- A rare picture of Barjansky

Background information
- Born: Alexandre Barjansky
- Genres: classical
- Occupation: cellist
- Instrument: cello

= Alexandre Barjansky =

Alexandre Mikhaylovich Barjansky (Александр Михайлович Баржанский) ( Odessa, Russian Empire – 1961 Brussels, Belgium) was a Russian virtuoso cellist.

==Life==
He was born in Odessa, a distant cousin of Adolf Barjansky (c. 1850 – 1900 Odessa, Russian Empire), a composer of classical music for solo piano and chamber music ensembles in the Romantic tradition, and his son, also a virtuoso cellist, Serge Barjansky.

Among his early concert appearances were the Lalo Concerto with the Wiener Konzertverein on 4 March 1910 and in 1911 a recital with the pianist Artur Schnabel in Prague.

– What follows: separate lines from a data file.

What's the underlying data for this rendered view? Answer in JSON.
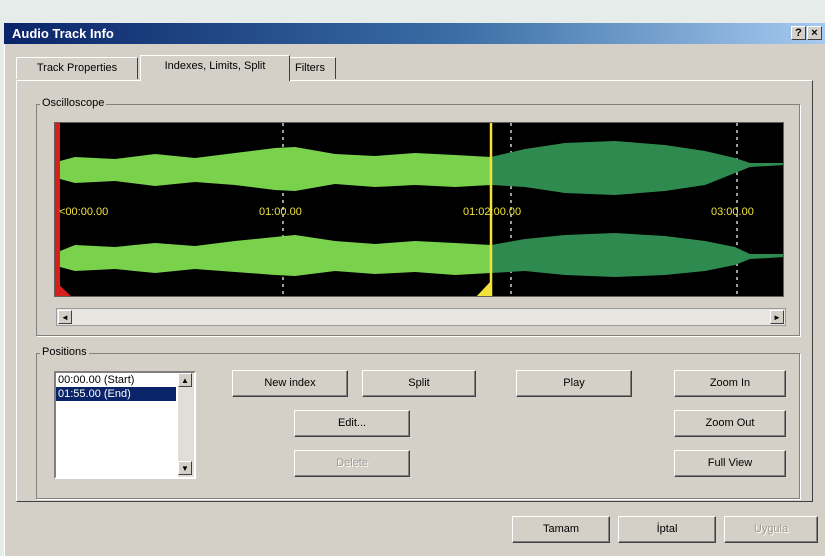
{
  "window": {
    "title": "Audio Track Info",
    "help_label": "?",
    "close_label": "×"
  },
  "tabs": [
    {
      "label": "Track Properties",
      "active": false
    },
    {
      "label": "Indexes, Limits, Split",
      "active": true
    },
    {
      "label": "Filters",
      "active": false
    }
  ],
  "oscilloscope": {
    "label": "Oscilloscope",
    "time_labels": [
      "<00:00.00",
      "01:00.00",
      "01:02:00.00",
      "03:00.00"
    ],
    "colors": {
      "background": "#000000",
      "played": "#7ad24c",
      "unplayed": "#2e8a4e",
      "cursor": "#f2e23a",
      "start_marker": "#d6201c"
    }
  },
  "scroll": {
    "left_arrow": "◄",
    "right_arrow": "►"
  },
  "positions": {
    "label": "Positions",
    "items": [
      {
        "text": "00:00.00 (Start)",
        "selected": false
      },
      {
        "text": "01:55.00 (End)",
        "selected": true
      }
    ],
    "scroll_up": "▲",
    "scroll_down": "▼"
  },
  "buttons": {
    "new_index": "New index",
    "split": "Split",
    "play": "Play",
    "zoom_in": "Zoom In",
    "edit": "Edit...",
    "zoom_out": "Zoom Out",
    "delete": "Delete",
    "full_view": "Full View"
  },
  "footer": {
    "ok": "Tamam",
    "cancel": "İptal",
    "apply": "Uygula"
  }
}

Barjansky was the dedicatee of Ernest Bloch's Schelomo and gave the first performance of the Cello Concerto by Frederick Delius in Vienna in 1923. Barjansky married the sculpturess Catherine Barjansky in 1915 in Lausanne. They separated in 1940. There is much biographical material concerning the Barjanskys in her autobiography ‘Portraits with Backgrounds’ (London/Geoffrey Bles 1948). Barjansky often played chamber music with Albert Einstein and with Elisabeth of Bavaria, Queen of Belgium, both of whom were friends of Catherine Barjansky, the latter being her pupil.

In Delius As I Knew Him, Eric Fenby writes of Barjansky: "I was not prepared to find so unusual-looking a man. He was of medium height, pale and thin, but he had a striking head, with high forehead and a mass of long bushy hair. I perceived him to be an extremely likable fellow, and one of those rare musicians who give the impression of being musical." And Jelka Delius wrote: "He looks extraordinary when he plays, so ecstatic with a delicate, sensitive face and hair like an Italian primitive."